В призвании артиста особенно приятно то, что он может выполнять свой долг и служить обществу, надев на себя маску. То же самое, конечно, в жизни делают и все остальные, а разница между ними и артистом заключается лишь в том, что артист надевает на себя маску, соответствующую его роли: на эгоизм он надевает маску эгоизма, на злобу — маску злобы, на подлость — маску подлости, а в жизни происходит иначе: там роль играют одну, а маску надевают другую. Политический делец, например, на свой эгоизм напяливает маску патриотизма, насильник пытается предстать в образе борца за правду, богач прикрывает свое ростовщичество маской добродетели, распутница на свой опыт надевает маску наивности, а злобный враг дает вам советы, прикидываясь другом.

И когда прошли передо мной все эти призвания со всеми своими достоинствами, я все еще стоял с дипломом в кармане, не зная, куда мне идти, кем стать: адвокатом, журналистом, артистом или чиновником?

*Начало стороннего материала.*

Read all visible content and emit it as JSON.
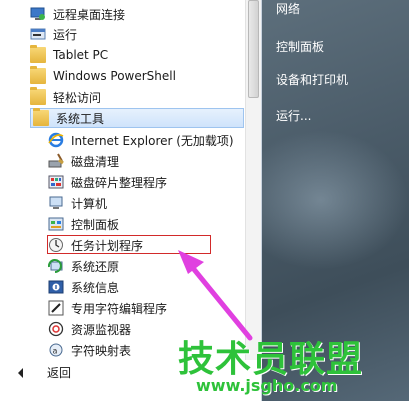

Говорят, что в трудные моменты лучше всего обращаться к Опыту. Но я не верю в его всемогущую силу. Говорят: Опыт — отец мудрости. Может быть, но в таком случае легкомыслие — мать Опыта, так как если бы не было легкомыслия, то не было бы и Опыта.

Расспросил я, где находится канцелярия Опыта и в какое время он принимает посетителей, и отправился прямо туда:

— У меня есть диплом об окончании университета, дающий мне право стать адвокатом, журналистом, артистом или чиновником. Остальные профессии для меня закрыты. Но я не знаю, что мне выбрать.